PT XLSmart Telecom Sejahtera Tbk (XLSmart) mulai menyusun strategi perluasan jaringan ke wilayah pedesaan dan daerah yang belum terjangkau layanan seluler secara optimal setelah memperoleh spektrum tambahan dari hasil Seleksi Pengguna Pita Frekuensi Radio 700 MHz dan 2,6 GHz Tahun 2026.

Presiden Direktur sekaligus CEO XLSmart Rajeev Sethi mengatakan tambahan spektrum itu akan dimanfaatkan untuk memperluas cakupan layanan sehingga semakin banyak masyarakat dapat menikmati akses internet yang lebih cepat, stabil, dan menjangkau lebih banyak wilayah.

"Kepercayaan ini merupakan amanah besar bagi XLSmart. Alokasi spektrum baru akan kami manfaatkan untuk menghadirkan jaringan yang semakin luas, andal, dan berkualitas sehingga, pelaku usaha, sekolah, hingga layanan publik di seluruh Indonesia dapat menikmati pengalaman digital yang semakin baik," kata Rajeev dalam pernyataan pers, Rabu (22/7).

Menurut Rajeev, perusahaan juga berkomitmen memenuhi seluruh kewajiban pembangunan yang ditetapkan pemerintah dalam proses seleksi frekuensi.

Selain memperluas jangkauan layanan, XLSmart akan memanfaatkan spektrum 2,6 GHz untuk meningkatkan kapasitas jaringan di wilayah dengan konsumsi data tinggi. Pita frekuensi ini diproyeksikan menjadi tulang punggung pengembangan layanan 5G di tengah streaming lalu lintas data yang terus meningkat.

XLSmart menilai kombinasi spektrum 700 MHz dan 2,6 GHz tidak hanya meningkatkan kualitas layanan pelanggan, tetapi juga mempercepat integrasi jaringan pascamerger XL Axiata dan Smartfren. Optimalisasi aset jaringan tersebut diharapkan menghasilkan cakupan yang lebih luas dengan kapasitas yang lebih besar serta pengalaman layanan yang lebih konsisten.

Perusahaan menyatakan dalam waktu dekat akan memulai tahap implementasi dengan fokus pada perluasan cakupan jaringan, peningkatan kapasitas, dan percepatan pembangunan layanan 5G di berbagai wilayah Indonesia.

Sebelumnya, Kementerian Komunikasi dan Digital (Komdigi) menetapkan XLSmart sebagai salah satu pemenang Seleksi Pengguna Pita Frekuensi Radio 700 MHz dan 2,6 GHz. Pada pita 700 MHz, XLSmart menjadi penawar tertinggi dengan nilai Rp35,34 miliar per MHz dan memperoleh alokasi spektrum selebar 30 MHz atau 2x15 MHz.

Sementara pada pita frekuensi 2,6 GHz, XLSmart memperoleh alokasi spektrum selebar 50 MHz senilai Rp231,6 miliar.

Tambahan spektrum itu menjadi modal baru bagi XLSmart untuk memperkuat posisi di industri telekomunikasi setelah resmi terbentuk dari penggabungan XL Axiata dan Smartfren.

Komdigi mengizinkan operator pemenang lelang pita frekuensi radio 700 MHz dan 2,6 GHz memperluas akses internet ke daerah-daerah yang belum terlayani. Para pemenang juga diwajibkan menghadirkan layanan 4G berkualitas di 538 desa dan kelurahan yang saat ini belum terhubung ke sinyal atau masih memiliki kualitas jaringan yang lemah.

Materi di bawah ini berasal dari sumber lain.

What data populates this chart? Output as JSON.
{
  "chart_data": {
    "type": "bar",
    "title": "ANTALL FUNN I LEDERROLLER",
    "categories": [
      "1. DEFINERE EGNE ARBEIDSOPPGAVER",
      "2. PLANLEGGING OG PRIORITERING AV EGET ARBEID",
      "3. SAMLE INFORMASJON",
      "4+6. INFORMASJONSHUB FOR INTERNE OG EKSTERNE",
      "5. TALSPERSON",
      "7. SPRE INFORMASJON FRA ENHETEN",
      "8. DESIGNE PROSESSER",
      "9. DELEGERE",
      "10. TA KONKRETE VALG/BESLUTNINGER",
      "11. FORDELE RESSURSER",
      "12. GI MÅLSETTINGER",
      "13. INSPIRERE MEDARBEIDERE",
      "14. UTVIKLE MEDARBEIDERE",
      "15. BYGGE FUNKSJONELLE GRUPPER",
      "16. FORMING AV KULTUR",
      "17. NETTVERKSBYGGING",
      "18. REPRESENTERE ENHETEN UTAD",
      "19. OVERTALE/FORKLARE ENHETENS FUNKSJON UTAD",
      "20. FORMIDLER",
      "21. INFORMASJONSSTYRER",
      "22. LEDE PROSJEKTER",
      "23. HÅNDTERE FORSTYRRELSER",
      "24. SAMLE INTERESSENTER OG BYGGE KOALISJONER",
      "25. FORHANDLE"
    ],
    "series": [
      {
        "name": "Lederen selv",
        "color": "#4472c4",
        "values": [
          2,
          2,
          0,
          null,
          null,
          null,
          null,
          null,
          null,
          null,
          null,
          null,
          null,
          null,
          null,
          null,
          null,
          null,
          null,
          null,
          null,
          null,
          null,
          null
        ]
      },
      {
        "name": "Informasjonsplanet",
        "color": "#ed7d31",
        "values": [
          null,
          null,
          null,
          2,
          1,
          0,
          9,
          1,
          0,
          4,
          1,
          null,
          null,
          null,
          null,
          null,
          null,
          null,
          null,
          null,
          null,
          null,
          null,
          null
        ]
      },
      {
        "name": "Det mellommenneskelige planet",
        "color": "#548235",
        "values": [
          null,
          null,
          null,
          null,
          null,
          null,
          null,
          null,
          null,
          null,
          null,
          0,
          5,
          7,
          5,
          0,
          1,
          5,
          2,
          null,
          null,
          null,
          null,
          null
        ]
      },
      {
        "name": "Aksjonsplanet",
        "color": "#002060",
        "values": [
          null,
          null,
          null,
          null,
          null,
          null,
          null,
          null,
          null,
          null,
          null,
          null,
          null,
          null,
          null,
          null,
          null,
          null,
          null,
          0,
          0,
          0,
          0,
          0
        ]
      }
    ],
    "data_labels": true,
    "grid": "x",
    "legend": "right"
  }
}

Menteri Komdigi Meutya Hafid mengatakan perluasan jaringan itu diharapkan dapat mengurangi wilayah blank spot sekaligus membuka akses masyarakat terhadap layanan pendidikan, kesehatan, pemerintahan digital, dan peluang ekonomi.

Selain itu secara nasional, pemerintah mewajibkan operator mempercepat pembangunan jaringan 5G dengan target mencakup sedikitnya 51% populasi pada tahun kelima. Pemerintah juga menargetkan kecepatan mobile broadband meningkat secara bertahap hingga mencapai 100 Mbps pada tahun 2029.

Berdasarkan ketentuan lelang frekuensi, operator diwajibkan memenuhi target pemerataan layanan 4G dan percepatan pembangunan 5G tersebut dalam jangka waktu lima tahun atau hingga 2031.